Energy Security Issues
- Microgrids with manual control are current options for assured electrical power and are used at many Air Force bases. Using this concept, several larger generators at an installation provide power for several mission-critical facilities, improving efficiency and reliability of power.
- Next generation nuclear power is a long-term (15+ year) option requiring further investigation and consideration.
- The commercial sector utilizes a spare transformer exchange program called STEP. The Air Force has a formalized program for generators but not yet for transformers.
- A follow-on symposium is needed to further delineate the mid- and long-term options of back-up generation. Additionally, engineering and technical scenarios and solutions need to be explored and addressed.
Continuity of Operations (COOP) Plans
- Though robust and mature, COOP plans require further refinement to ensure they capture actions taken during various scenarios to include a disaster confined to the agency’s facility(ies), a pandemic, and a regional disaster. This includes identifying secondary and tertiary alternate work locations during a localized disaster as well as promulgating guidance on teleworking in the event that personnel are not able to report to work.
- COOPs are not always adequately exercised on an annual basis.
- Mission-essential personnel do not always understand their full roles and responsibilities.
- The server systems on a portion of the base are on back-up generation, but the air conditioning system which cools the server system is not.
- There is no way to ventilate this facility naturally or with fans/blowers. Therefore, there is a high probability of loss of some communications in the event of a power outage.
- There are emergency authorities (ex: 1950 Defense Production Act) that may support local utilities when restoring power to a government installation. This may expedite repairs or installation of new power lines to the installation, voiding right-of-way and easement requirements. Further investigation of these authorities is necessary.
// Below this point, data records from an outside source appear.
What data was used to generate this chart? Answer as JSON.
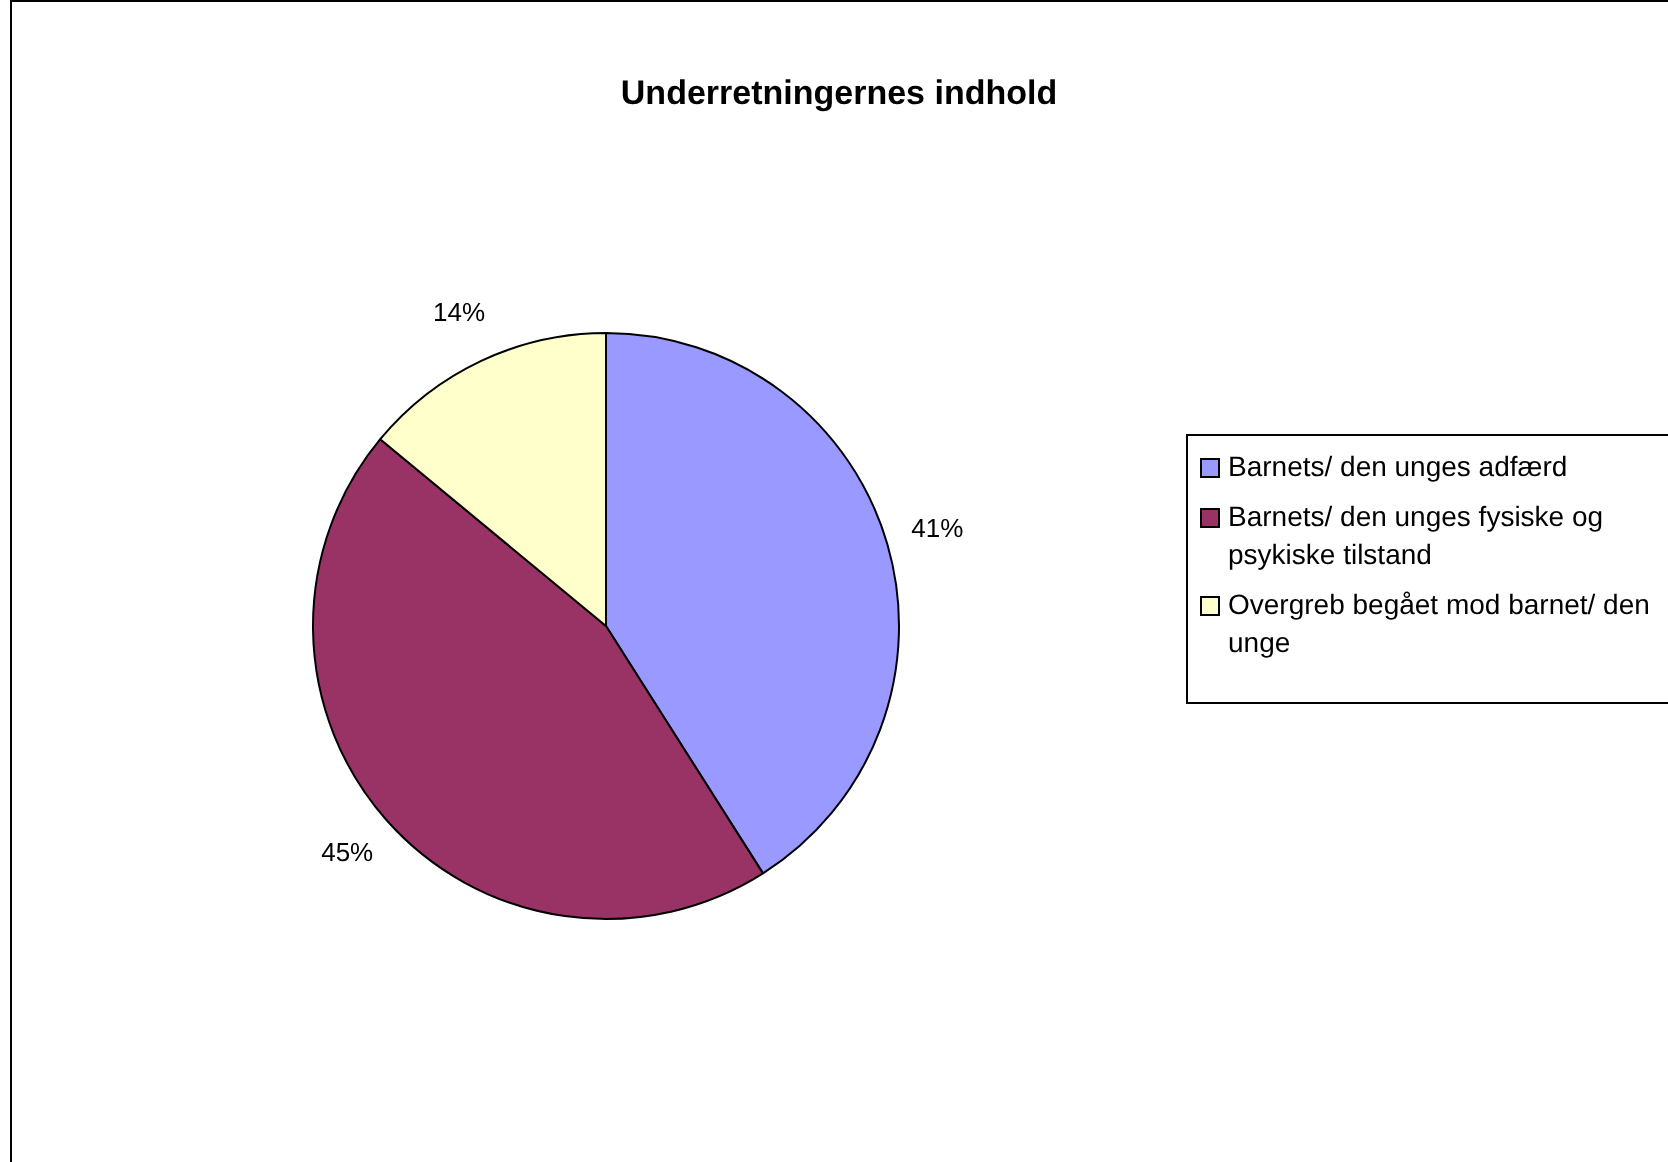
{
  "chart_data": {
    "type": "pie",
    "title": "Underretningernes indhold",
    "categories": [
      "Barnets/ den unges adfærd",
      "Barnets/ den unges fysiske og psykiske tilstand",
      "Overgreb begået mod barnet/ den unge"
    ],
    "values": [
      41,
      45,
      14
    ],
    "colors": [
      "#9999ff",
      "#993366",
      "#ffffcc"
    ],
    "value_labels": [
      "41%",
      "45%",
      "14%"
    ],
    "legend": "right"
  }
}
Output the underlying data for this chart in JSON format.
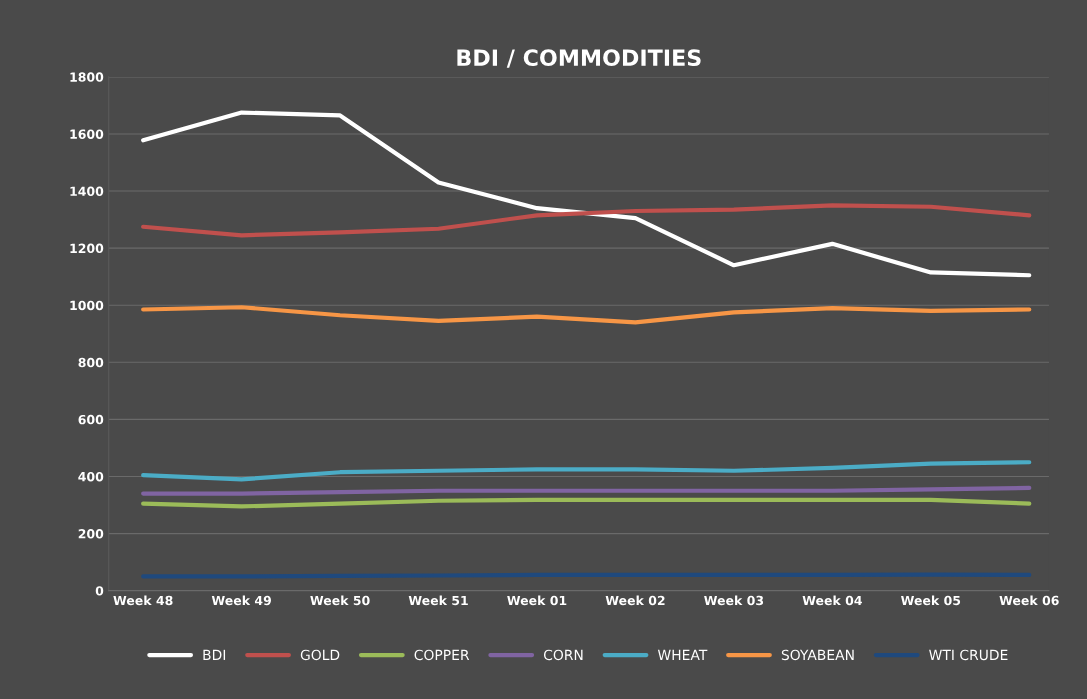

An after-action report is currently in development to capture all the gaps and seams identified during WG11. In addition, the WG11 team is developing a WG11 playbook or exercise template. This template will serve as a guide for other bases to perform their own exercises, ultimately to help them determine how they would sustain their missions during an extended power outage.
From the 2003 blackout impacting the northeastern United States and Canada to the recent extreme weather conditions that struck the continental United States, the above scenario is not out of the realm of possibilities. Exercising these contingency scenarios on an annual basis will help ensure energy security and assurance for continued mission operations.
Col. Douglas P. Wise is the chief civil engineer operations division, directorate of communications, installations, and mission support with HQ Air Force Materiel Command, Wright-Patterson Air Force Base, Ohio. He directs a 34-person professional staff responsible for implementing higher headquarters directives; developing major command guidance and policy; and providing command-wide program oversight pertaining to base engineering support, facilities energy, fire and emergency services, readiness and emergency management; and explosive ordinance disposal operations.